Merger of T-Mobile and Orange will shake up market
-Ceri Stanaway is the telecoms expert at consumer champion Which? The opinions expressed are her own.-
In a move that’s likely to shake up the UK’s mobile market, Orange UK and T-Mobile UK have announced plans to merge their two mobile companies to, in their words, “create a new mobile champion”.
The new joint venture will create the UK’s biggest mobile operator, outstripping the UK’s two current market leaders O2 and Vodafone, with a combined mobile customer base for Orange and T-Mobile of around 28.4 million mobile customers. This represents around 37 percent of UK mobile subscribers, based on December 2008 figures.
In the short-term, customers are unlikely to see any big changes. The companies expect to sign off the merger at the end of October, but they plan to maintain the T-Mobile UK and Orange UK brands separately for 18 months following completion of the transaction and use that time to decide the best branding options for the new venture.
However the creation of a merged Orange and T-Mobile giant and reduction in the number of UK mobile operators does raise concerns about consumer choice in the long run, since this will form the biggest mobile operator in the UK and bring the number of networks down to just four.

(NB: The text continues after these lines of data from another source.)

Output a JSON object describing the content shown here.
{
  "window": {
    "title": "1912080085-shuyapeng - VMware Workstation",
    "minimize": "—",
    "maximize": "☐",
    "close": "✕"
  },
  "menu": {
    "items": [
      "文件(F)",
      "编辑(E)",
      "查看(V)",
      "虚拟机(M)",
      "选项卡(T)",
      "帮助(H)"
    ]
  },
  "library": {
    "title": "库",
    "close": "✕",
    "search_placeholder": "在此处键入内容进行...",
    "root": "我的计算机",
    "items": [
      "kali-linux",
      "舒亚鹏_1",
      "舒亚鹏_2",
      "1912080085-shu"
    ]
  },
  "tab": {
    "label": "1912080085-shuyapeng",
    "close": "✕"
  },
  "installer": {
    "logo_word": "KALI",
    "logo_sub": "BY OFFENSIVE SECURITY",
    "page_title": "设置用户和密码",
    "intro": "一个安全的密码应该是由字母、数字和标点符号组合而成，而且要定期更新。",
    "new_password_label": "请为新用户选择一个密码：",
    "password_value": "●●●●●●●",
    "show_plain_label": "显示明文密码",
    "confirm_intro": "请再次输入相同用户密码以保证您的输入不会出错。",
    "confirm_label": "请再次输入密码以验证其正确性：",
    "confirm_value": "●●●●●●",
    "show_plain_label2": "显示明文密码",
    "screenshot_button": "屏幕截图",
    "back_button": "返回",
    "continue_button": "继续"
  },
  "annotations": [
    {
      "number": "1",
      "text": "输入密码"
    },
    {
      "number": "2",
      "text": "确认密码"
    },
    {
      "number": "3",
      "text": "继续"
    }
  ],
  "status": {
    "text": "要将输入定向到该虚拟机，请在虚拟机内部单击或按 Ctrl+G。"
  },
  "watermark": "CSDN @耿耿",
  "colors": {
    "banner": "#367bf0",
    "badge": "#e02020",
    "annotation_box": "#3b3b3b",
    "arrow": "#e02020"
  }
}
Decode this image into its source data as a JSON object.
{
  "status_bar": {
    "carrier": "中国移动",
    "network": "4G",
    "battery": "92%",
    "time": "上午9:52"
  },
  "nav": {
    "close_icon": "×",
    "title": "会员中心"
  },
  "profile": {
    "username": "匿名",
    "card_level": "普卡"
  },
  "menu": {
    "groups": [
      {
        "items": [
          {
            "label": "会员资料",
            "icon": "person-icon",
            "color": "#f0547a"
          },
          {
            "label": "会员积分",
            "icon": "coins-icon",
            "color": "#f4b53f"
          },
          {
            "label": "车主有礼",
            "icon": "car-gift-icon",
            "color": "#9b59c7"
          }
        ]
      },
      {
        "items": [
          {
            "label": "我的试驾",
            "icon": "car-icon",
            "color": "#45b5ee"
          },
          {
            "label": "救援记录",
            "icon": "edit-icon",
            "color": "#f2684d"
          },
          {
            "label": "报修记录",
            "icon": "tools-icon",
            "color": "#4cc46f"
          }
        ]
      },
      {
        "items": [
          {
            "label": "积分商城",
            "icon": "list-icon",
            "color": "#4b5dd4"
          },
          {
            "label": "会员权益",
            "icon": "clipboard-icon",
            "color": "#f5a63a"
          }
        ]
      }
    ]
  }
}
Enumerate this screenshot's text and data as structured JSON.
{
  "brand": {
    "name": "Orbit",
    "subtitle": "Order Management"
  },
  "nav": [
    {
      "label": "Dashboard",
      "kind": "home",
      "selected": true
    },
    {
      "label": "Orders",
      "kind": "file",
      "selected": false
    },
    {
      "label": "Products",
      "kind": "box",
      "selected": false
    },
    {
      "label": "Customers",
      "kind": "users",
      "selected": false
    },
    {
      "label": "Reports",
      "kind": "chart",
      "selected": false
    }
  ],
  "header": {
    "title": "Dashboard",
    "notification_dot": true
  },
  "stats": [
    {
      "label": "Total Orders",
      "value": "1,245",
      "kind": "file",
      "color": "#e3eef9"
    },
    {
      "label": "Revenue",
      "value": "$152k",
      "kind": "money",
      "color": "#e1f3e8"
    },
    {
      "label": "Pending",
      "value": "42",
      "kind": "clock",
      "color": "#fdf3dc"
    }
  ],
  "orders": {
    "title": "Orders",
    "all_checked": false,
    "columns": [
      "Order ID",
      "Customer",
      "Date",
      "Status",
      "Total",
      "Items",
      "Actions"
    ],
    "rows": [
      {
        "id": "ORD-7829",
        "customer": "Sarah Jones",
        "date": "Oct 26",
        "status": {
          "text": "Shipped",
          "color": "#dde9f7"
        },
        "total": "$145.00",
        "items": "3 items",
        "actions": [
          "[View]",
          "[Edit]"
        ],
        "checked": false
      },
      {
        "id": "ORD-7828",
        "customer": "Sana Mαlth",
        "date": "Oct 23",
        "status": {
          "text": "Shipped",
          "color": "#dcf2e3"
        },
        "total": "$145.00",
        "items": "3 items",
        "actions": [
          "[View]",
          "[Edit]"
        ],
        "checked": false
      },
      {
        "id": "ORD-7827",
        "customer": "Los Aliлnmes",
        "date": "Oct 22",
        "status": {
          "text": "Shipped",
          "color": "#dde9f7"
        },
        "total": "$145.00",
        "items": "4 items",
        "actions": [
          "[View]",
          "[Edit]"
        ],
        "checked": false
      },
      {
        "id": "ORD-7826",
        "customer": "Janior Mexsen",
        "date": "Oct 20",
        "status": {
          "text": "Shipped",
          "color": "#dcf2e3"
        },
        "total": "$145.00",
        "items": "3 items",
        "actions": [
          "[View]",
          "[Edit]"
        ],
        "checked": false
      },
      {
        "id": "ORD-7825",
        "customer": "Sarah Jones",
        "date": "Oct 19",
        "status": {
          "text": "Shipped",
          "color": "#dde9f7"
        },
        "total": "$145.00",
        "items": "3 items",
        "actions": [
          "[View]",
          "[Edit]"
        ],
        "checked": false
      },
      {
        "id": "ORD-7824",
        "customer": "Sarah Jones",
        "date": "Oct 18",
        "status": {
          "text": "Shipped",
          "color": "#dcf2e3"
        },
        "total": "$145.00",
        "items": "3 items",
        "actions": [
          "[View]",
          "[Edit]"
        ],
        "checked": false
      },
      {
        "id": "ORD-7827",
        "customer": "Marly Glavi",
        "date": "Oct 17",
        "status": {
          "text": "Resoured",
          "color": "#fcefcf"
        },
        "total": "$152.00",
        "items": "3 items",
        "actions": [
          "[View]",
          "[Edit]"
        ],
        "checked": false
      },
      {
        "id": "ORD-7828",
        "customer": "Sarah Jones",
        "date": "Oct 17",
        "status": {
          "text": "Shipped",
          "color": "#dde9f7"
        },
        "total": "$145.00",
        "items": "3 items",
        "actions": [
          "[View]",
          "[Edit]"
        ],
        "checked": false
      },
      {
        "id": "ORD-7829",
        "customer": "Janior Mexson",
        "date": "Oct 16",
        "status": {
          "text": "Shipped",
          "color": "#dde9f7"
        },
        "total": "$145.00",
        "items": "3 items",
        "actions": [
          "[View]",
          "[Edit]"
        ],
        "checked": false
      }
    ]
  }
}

Orange and T-Mobile say that the combination will bring benefits to UK consumers, including the ability to offer bundled telecoms deals in the future thanks to Orange’s share of the home broadband market.
Orange and T-Mobile currently offer very different ranges of mobile deals, and Which? hopes that the merged company carefully considers the needs of all its customers when making any changes to the tariff choices available in the future.
The merger also has the potential to bring improvements for Orange and T-Mobile customers in terms of better 2G and 3G network coverage, which could benefit both mobile phone and mobile broadband customers. But, Which? believes some of the savings made as a result of the merger need to be invested in better customer service, as neither company scores very well in Which? mobile customer satisfaction surveys.
There may also be an impact from a competition perspective on smaller networks such as 3, and virtual network operators such as Virgin Mobile – which currently “piggy-backs” on the T-Mobile network.
The final go-ahead on the merger is subject to competition scrutiny and approval by UK regulatory bodies the OFT and potentially the Competition Commission. If the OFT refers the merger to the Competition Commission, a final decision could be open to a review period of up to six months.
Which? will be keeping a close eye on developments and ensuring the consumer view is represented, throughout the process by regulatory bodies and beyond.